Gan Xiaohan, Meng Linghao, Cao Shangqi, Bai Hexiang, Li Xiang
West China Hospital, West China Medical School, Sichuan University, Chengdu, China.
Department of Urology, Institute of Urology, West China Hospital, West China Medical School, Sichuan University, Chengdu, China.
PLoS One. 2025 Aug 20;20(8):e0330062. doi: 10.1371/journal.pone.0330062. eCollection 2025.
This study aimed to longitudinally investigate the impact of baseline frailty status and its changes over time on the risk of incident urinary incontinence (UI) in older adults, using data from two large prospective cohorts.
This study included community-dwelling older participants from China Health and Retirement Longitudinal Study (CHARLS) and Health and Retirement Study (HRS). Frailty status was assessed using a Frailty Index (FI) categorized as robust, pre-frail, and frail. Changes in frailty status were evaluated at baseline and at a second survey two years later. The primary outcome was incident UI, determined by participant self-report. Cox proportional hazard regression models were used to calculate Hazard Ratios (HRs) and 95% Confidence Intervals (CIs), adjusting for multiple covariates.
In the baseline frailty status analysis, a total of 12,398 participants from CHARLS and 13,817 from HRS were included. Compared to robust participants, frail participants had a significantly increased risk of incident UI (CHARLS: HR 4.51, 95% CI 3.77-5.38; HRS: HR 2.25, 95% CI 2.07-2.46), and pre-frail participants also had a significantly increased risk (CHARLS: HR 2.14, 95% CI 1.79-2.55; HRS: HR 1.50, 95% CI 1.38-1.62). In the analysis of changes in frailty status, participants who progressed from robust to pre-frail/frail had a significantly increased risk of incident UI compared to those who remained robust (CHARLS: HR 2.81, 95% CI 1.94-4.08; HRS: HR 1.44, 95% CI 1.24-1.68). Conversely, participants who recovered from frail to robust/pre-frail had a significantly decreased risk of incident UI compared to those who remained frail(CHARLS: HR 0.51, 95% CI 0.41-0.62; HRS: HR 0.79, 95% CI 0.69-0.90). Subgroup analyses revealed similar results.

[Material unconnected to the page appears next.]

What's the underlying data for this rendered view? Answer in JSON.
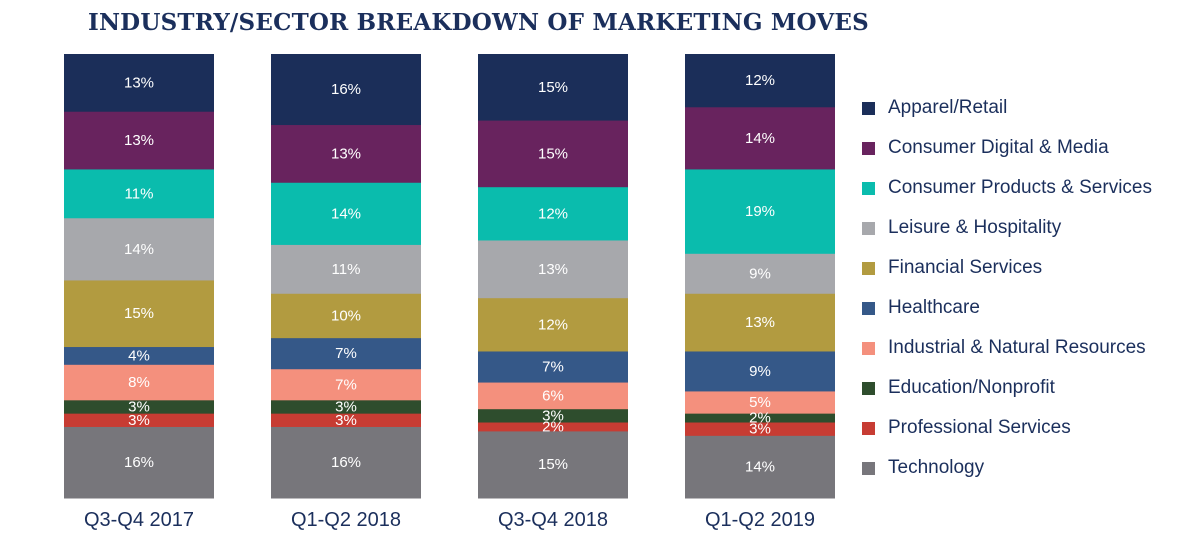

Frailty and worsening frailty status are significantly associated with an increased risk of Urinary Incontinence in older adults, while recovery of frailty status is associated with a decreased risk.
本研究旨在利用两个大型前瞻性队列的数据,纵向调查基线虚弱状态及其随时间的变化对老年人发生尿失禁(UI)风险的影响。
本研究纳入了来自中国健康与养老追踪调查(CHARLS)和健康与退休研究(HRS)的社区居住老年人。使用虚弱指数(FI)评估虚弱状态,分为强壮、脆弱前期和虚弱。在基线和两年后的第二次调查中评估虚弱状态的变化。主要结局是发生尿失禁,由参与者自我报告确定。使用Cox比例风险回归模型计算风险比(HRs)和95%置信区间(CIs),并对多个协变量进行调整。
在基线虚弱状态分析中,CHARLS共有12398名参与者,HRS有13817名参与者。与强壮的参与者相比,虚弱的参与者发生尿失禁的风险显著增加(CHARLS:HR 4.51,95%CI 3.77-5.38;HRS:HR 2.25,95%CI 2.07-2.46),脆弱前期的参与者风险也显著增加(CHARLS:HR 2.14,95%CI 1.79-2.55;HRS:HR 1.50,95%CI 1.38-1.62)。在虚弱状态变化分析中,从强壮进展为脆弱前期/虚弱的参与者与保持强壮的参与者相比,发生尿失禁的风险显著增加(CHARLS:HR 2.81,95%CI 1.94-4.08;HRS:HR 1.44,95%CI 1.24-1.68)。相反,从虚弱恢复为强壮/脆弱前期的参与者与仍处于虚弱状态的参与者相比,发生尿失禁的风险显著降低(CHARLS:HR 0.51,95%CI 0.41-0.62;HRS:HR 0.79,95%CI 0.69-0.90)。亚组分析显示了类似的结果。
虚弱和虚弱状态恶化与老年人尿失禁风险增加显著相关,而虚弱状态的恢复与风险降低相关。